For a good long hour or two, we had the unbroken pleasure of listening to the honorable member, while he recited, with his usual grace and spirit, and with evident high gusto, speeches, pamphlets, addresses, and all that et ceteras of the political press, such as warm heads produce in warm times, and such as it would be “discomfiture” indeed for any one, whose taste did not delight in that sort of reading, to be obliged to peruse. This is his war. This is to carry the war into the enemy’s country. It is in an invasion of this sort that he flatters himself with the expectation of gaining laurels fit to adorn a senator’s brow.
Mr. President, I shall not, it will, I trust, not be expected that I should, either now or at any time, separate this farrago into parts, and answer and examine its components. I shall hardly bestow upon it all a general remark or two. In the run of forty years, sir, under this constitution, we have experienced sundry successive violent party contests. Party arose, indeed, with the constitution itself, and in some form or other has attended through the greater part of its history.
Whether any other constitution than the old articles of confederation was desirable, was itself, a question on which parties divided; if a new constitution was framed, what powers should be given to it was another question; and when it had been formed, what was, in fact, the just extent of the powers actually conferred was a third. Parties, as we know, existed under the first administration, as distinctly marked as those which manifested themselves at any subsequent period.

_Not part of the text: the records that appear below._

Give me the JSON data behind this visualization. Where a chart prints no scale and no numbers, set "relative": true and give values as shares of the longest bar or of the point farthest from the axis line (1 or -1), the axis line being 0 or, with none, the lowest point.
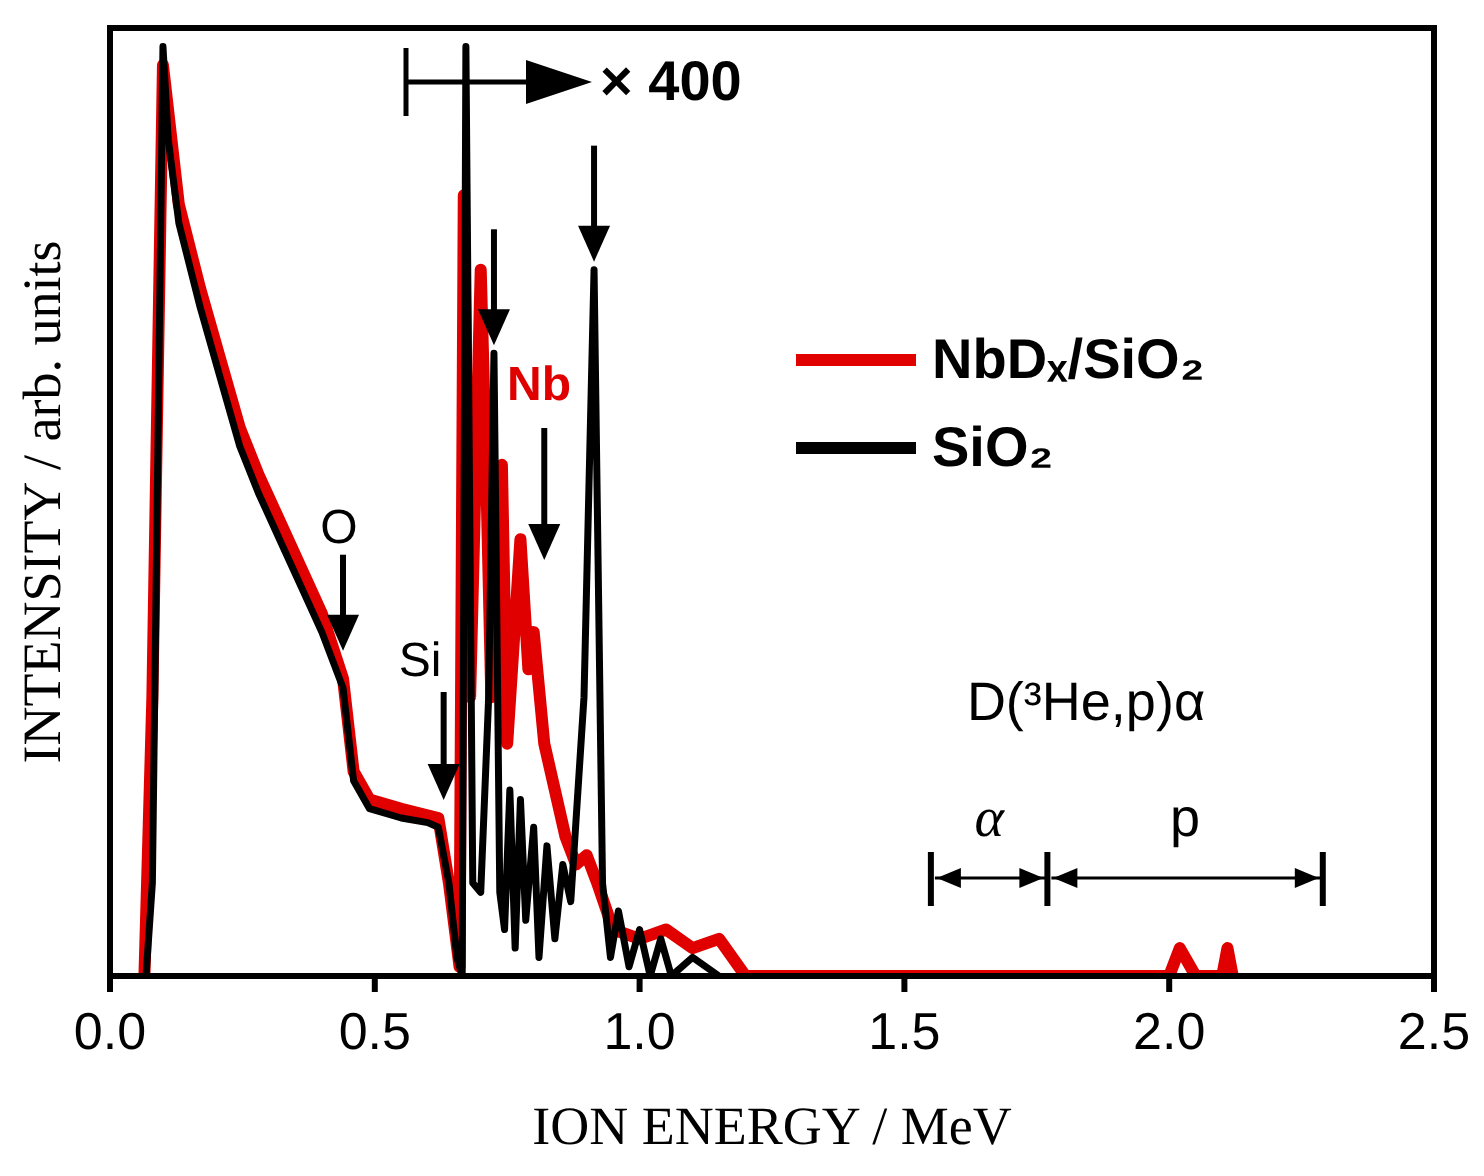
{
  "chart_data": {
    "type": "line",
    "relative": true,
    "xlabel": "ION ENERGY / MeV",
    "ylabel": "INTENSITY / arb. units",
    "xlim": [
      0,
      2.5
    ],
    "xticks": [
      {
        "value": 0,
        "label": "0.0"
      },
      {
        "value": 0.5,
        "label": "0.5"
      },
      {
        "value": 1,
        "label": "1.0"
      },
      {
        "value": 1.5,
        "label": "1.5"
      },
      {
        "value": 2,
        "label": "2.0"
      },
      {
        "value": 2.5,
        "label": "2.5"
      }
    ],
    "grid": false,
    "legend": "right",
    "marker": "none",
    "line_style": "solid",
    "annotations": [
      {
        "text": "O",
        "x": 0.44,
        "y": 0.35
      },
      "Si",
      "Nb",
      "× 400",
      "D(³He,p)α",
      "α",
      "p"
    ],
    "series": [
      {
        "name": "NbDₓ/SiO₂",
        "color": "#e00000",
        "x": [
          0.065,
          0.08,
          0.1,
          0.13,
          0.17,
          0.21,
          0.245,
          0.28,
          0.32,
          0.36,
          0.4,
          0.44,
          0.46,
          0.49,
          0.55,
          0.62,
          0.64,
          0.66,
          0.668,
          0.68,
          0.7,
          0.71,
          0.72,
          0.74,
          0.75,
          0.775,
          0.79,
          0.8,
          0.82,
          0.84,
          0.86,
          0.88,
          0.9,
          0.92,
          0.95,
          1.0,
          1.05,
          1.1,
          1.15,
          1.2,
          2.0,
          2.02,
          2.05,
          2.1,
          2.11,
          2.12
        ],
        "values": [
          0,
          0.3,
          0.98,
          0.83,
          0.74,
          0.66,
          0.59,
          0.54,
          0.49,
          0.44,
          0.39,
          0.32,
          0.22,
          0.19,
          0.18,
          0.17,
          0.1,
          0.01,
          0.84,
          0.3,
          0.76,
          0.55,
          0.3,
          0.55,
          0.25,
          0.47,
          0.33,
          0.37,
          0.25,
          0.2,
          0.15,
          0.12,
          0.13,
          0.1,
          0.05,
          0.04,
          0.05,
          0.03,
          0.04,
          0,
          0,
          0.03,
          0,
          0,
          0.03,
          0
        ]
      },
      {
        "name": "SiO₂",
        "color": "#000000",
        "x": [
          0.068,
          0.08,
          0.1,
          0.11,
          0.13,
          0.17,
          0.21,
          0.245,
          0.28,
          0.32,
          0.36,
          0.4,
          0.44,
          0.46,
          0.49,
          0.55,
          0.6,
          0.62,
          0.64,
          0.655,
          0.665,
          0.672,
          0.685,
          0.7,
          0.715,
          0.725,
          0.736,
          0.745,
          0.755,
          0.765,
          0.775,
          0.785,
          0.8,
          0.81,
          0.825,
          0.84,
          0.855,
          0.87,
          0.895,
          0.914,
          0.93,
          0.945,
          0.96,
          0.98,
          1.0,
          1.02,
          1.04,
          1.06,
          1.1,
          1.15
        ],
        "values": [
          0,
          0.1,
          1,
          0.9,
          0.81,
          0.72,
          0.64,
          0.57,
          0.52,
          0.47,
          0.42,
          0.37,
          0.31,
          0.21,
          0.18,
          0.17,
          0.165,
          0.16,
          0.1,
          0.02,
          0,
          1,
          0.1,
          0.09,
          0.3,
          0.67,
          0.09,
          0.05,
          0.2,
          0.03,
          0.19,
          0.06,
          0.16,
          0.02,
          0.14,
          0.04,
          0.12,
          0.08,
          0.3,
          0.76,
          0.1,
          0.02,
          0.07,
          0.01,
          0.05,
          0,
          0.04,
          0,
          0.02,
          0
        ]
      }
    ]
  }
}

The contest immediately preceding the political change in 1801, and that, again, which existed at the commencement of the late war, are other instances of party excitement, of something more than usual strength and intensity. In all these conflicts there was, no doubt, much of violence on both and all sides. It would be impossible, if one had a fancy for such employment, to adjust the relative quantum of violence between these two contending parties. There was enough in each, as must always be expected in popular governments. With a great deal of proper and decorous discussion there was mingled a great deal, also, of declamation, virulence, crimination, and abuse.